Daar luidde alweer een bel en nu moesten allen zich haasten om langs de
donkere trappen naar beneden te gaan en in de groote, kille schoolkamer
bij de ochtendgebeden tegenwoordig te zijn, die door Miss May werden
gelezen; de directrice vertoonde zich eerst later op den dag.
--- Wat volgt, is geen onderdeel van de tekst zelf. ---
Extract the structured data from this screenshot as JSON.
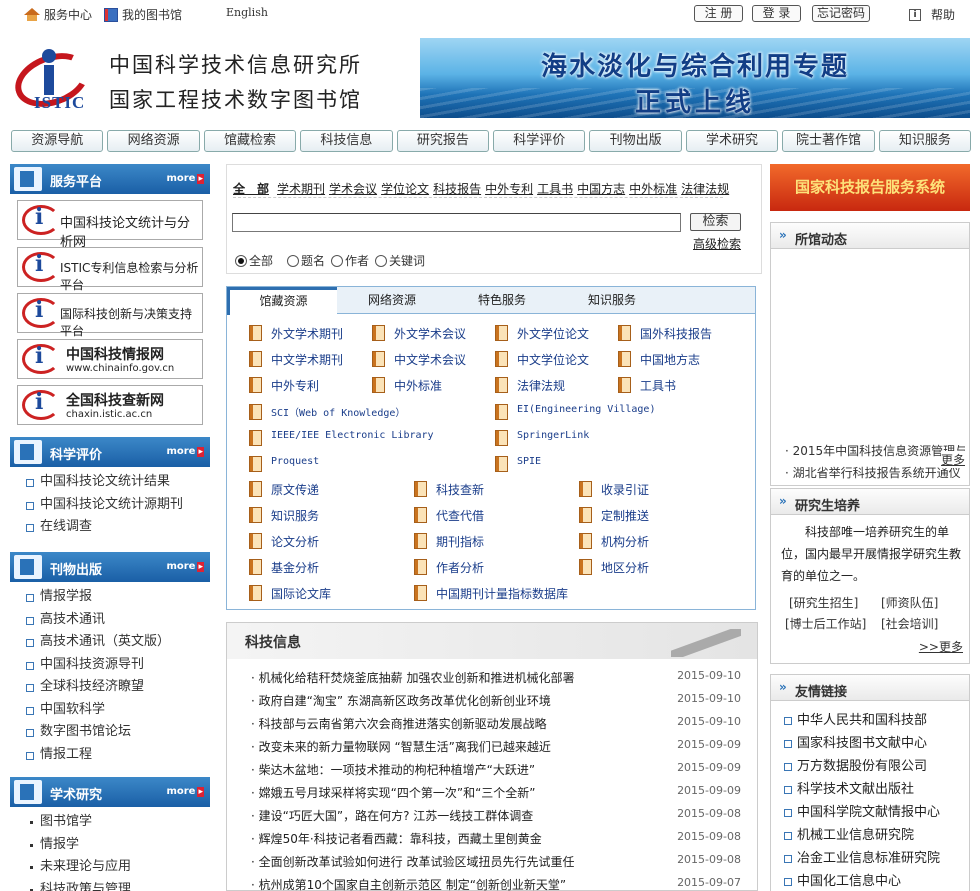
{
  "topbar": {
    "service": "服务中心",
    "mylib": "我的图书馆",
    "english": "English",
    "register": "注 册",
    "login": "登 录",
    "forgot": "忘记密码",
    "help": "帮助"
  },
  "header": {
    "org1": "中国科学技术信息研究所",
    "org2": "国家工程技术数字图书馆",
    "logo_text": "ISTIC",
    "banner_l1": "海水淡化与综合利用专题",
    "banner_l2": "正式上线"
  },
  "nav": [
    "资源导航",
    "网络资源",
    "馆藏检索",
    "科技信息",
    "研究报告",
    "科学评价",
    "刊物出版",
    "学术研究",
    "院士著作馆",
    "知识服务"
  ],
  "left": {
    "service": {
      "title": "服务平台",
      "more": "more",
      "items": [
        "中国科技论文统计与分析网",
        "ISTIC专利信息检索与分析平台",
        "国际科技创新与决策支持平台",
        "中国科技情报网",
        "全国科技查新网"
      ],
      "sub": [
        "www.chinainfo.gov.cn",
        "chaxin.istic.ac.cn"
      ]
    },
    "eval": {
      "title": "科学评价",
      "more": "more",
      "items": [
        "中国科技论文统计结果",
        "中国科技论文统计源期刊",
        "在线调查"
      ]
    },
    "pub": {
      "title": "刊物出版",
      "more": "more",
      "items": [
        "情报学报",
        "高技术通讯",
        "高技术通讯（英文版）",
        "中国科技资源导刊",
        "全球科技经济瞭望",
        "中国软科学",
        "数字图书馆论坛",
        "情报工程"
      ]
    },
    "research": {
      "title": "学术研究",
      "more": "more",
      "items": [
        "图书馆学",
        "情报学",
        "未来理论与应用",
        "科技政策与管理"
      ]
    }
  },
  "search": {
    "tabs": [
      "全　部",
      "学术期刊",
      "学术会议",
      "学位论文",
      "科技报告",
      "中外专利",
      "工具书",
      "中国方志",
      "中外标准",
      "法律法规"
    ],
    "button": "检索",
    "advanced": "高级检索",
    "radios": [
      "全部",
      "题名",
      "作者",
      "关键词"
    ]
  },
  "restabs": [
    "馆藏资源",
    "网络资源",
    "特色服务",
    "知识服务"
  ],
  "resources": {
    "row1": [
      "外文学术期刊",
      "外文学术会议",
      "外文学位论文",
      "国外科技报告"
    ],
    "row2": [
      "中文学术期刊",
      "中文学术会议",
      "中文学位论文",
      "中国地方志"
    ],
    "row3": [
      "中外专利",
      "中外标准",
      "法律法规",
      "工具书"
    ],
    "db": [
      "SCI（Web of Knowledge）",
      "EI(Engineering Village)",
      "IEEE/IEE Electronic Library",
      "SpringerLink",
      "Proquest",
      "SPIE"
    ],
    "svc1": [
      "原文传递",
      "科技查新",
      "收录引证"
    ],
    "svc2": [
      "知识服务",
      "代查代借",
      "定制推送"
    ],
    "svc3": [
      "论文分析",
      "期刊指标",
      "机构分析"
    ],
    "svc4": [
      "基金分析",
      "作者分析",
      "地区分析"
    ],
    "svc5": [
      "国际论文库",
      "中国期刊计量指标数据库"
    ]
  },
  "news": {
    "title": "科技信息",
    "items": [
      {
        "t": "· 机械化给秸秆焚烧釜底抽薪 加强农业创新和推进机械化部署",
        "d": "2015-09-10"
      },
      {
        "t": "· 政府自建“淘宝” 东湖高新区政务改革优化创新创业环境",
        "d": "2015-09-10"
      },
      {
        "t": "· 科技部与云南省第六次会商推进落实创新驱动发展战略",
        "d": "2015-09-10"
      },
      {
        "t": "· 改变未来的新力量物联网 “智慧生活”离我们已越来越近",
        "d": "2015-09-09"
      },
      {
        "t": "· 柴达木盆地：一项技术推动的枸杞种植增产“大跃进”",
        "d": "2015-09-09"
      },
      {
        "t": "· 嫦娥五号月球采样将实现“四个第一次”和“三个全新”",
        "d": "2015-09-09"
      },
      {
        "t": "· 建设“巧匠大国”，路在何方? 江苏一线技工群体调查",
        "d": "2015-09-08"
      },
      {
        "t": "· 辉煌50年·科技记者看西藏：靠科技，西藏土里刨黄金",
        "d": "2015-09-08"
      },
      {
        "t": "· 全面创新改革试验如何进行 改革试验区域扭员先行先试重任",
        "d": "2015-09-08"
      },
      {
        "t": "· 杭州成第10个国家自主创新示范区 制定“创新创业新天堂”",
        "d": "2015-09-07"
      }
    ]
  },
  "right": {
    "banner": "国家科技报告服务系统",
    "dyn": {
      "title": "所馆动态",
      "items": [
        "· 2015年中国科技信息资源管理与",
        "· 湖北省举行科技报告系统开通仪"
      ],
      "more": "更多"
    },
    "grad": {
      "title": "研究生培养",
      "desc": "科技部唯一培养研究生的单位，国内最早开展情报学研究生教育的单位之一。",
      "links": [
        "[研究生招生]",
        "[师资队伍]",
        "[博士后工作站]",
        "[社会培训]"
      ],
      "more": ">>更多"
    },
    "links": {
      "title": "友情链接",
      "items": [
        "中华人民共和国科技部",
        "国家科技图书文献中心",
        "万方数据股份有限公司",
        "科学技术文献出版社",
        "中国科学院文献情报中心",
        "机械工业信息研究院",
        "冶金工业信息标准研究院",
        "中国化工信息中心"
      ]
    }
  }
}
Voor de
zuinigheid brandde er nu slechts een gaspit, wat alweer Hedwig's innige
verontwaardiging opwekte. Daarbij kon ze van vermoeidheid en van honger
haast niet op hare beenen blijven staan.
Wat schandelijke toestanden waren dat hier toch! Zij nam zich voor zoo
gauw als ze maar kon aan de barones von Zerclaere te schrijven en haar
eens goed op de hoogte te brengen van alles wat zij hier zag en
ondervond; zij zou zoo iets toch zeker ook beneden alles vinden en haar
helpen willen om er verandering in te brengen.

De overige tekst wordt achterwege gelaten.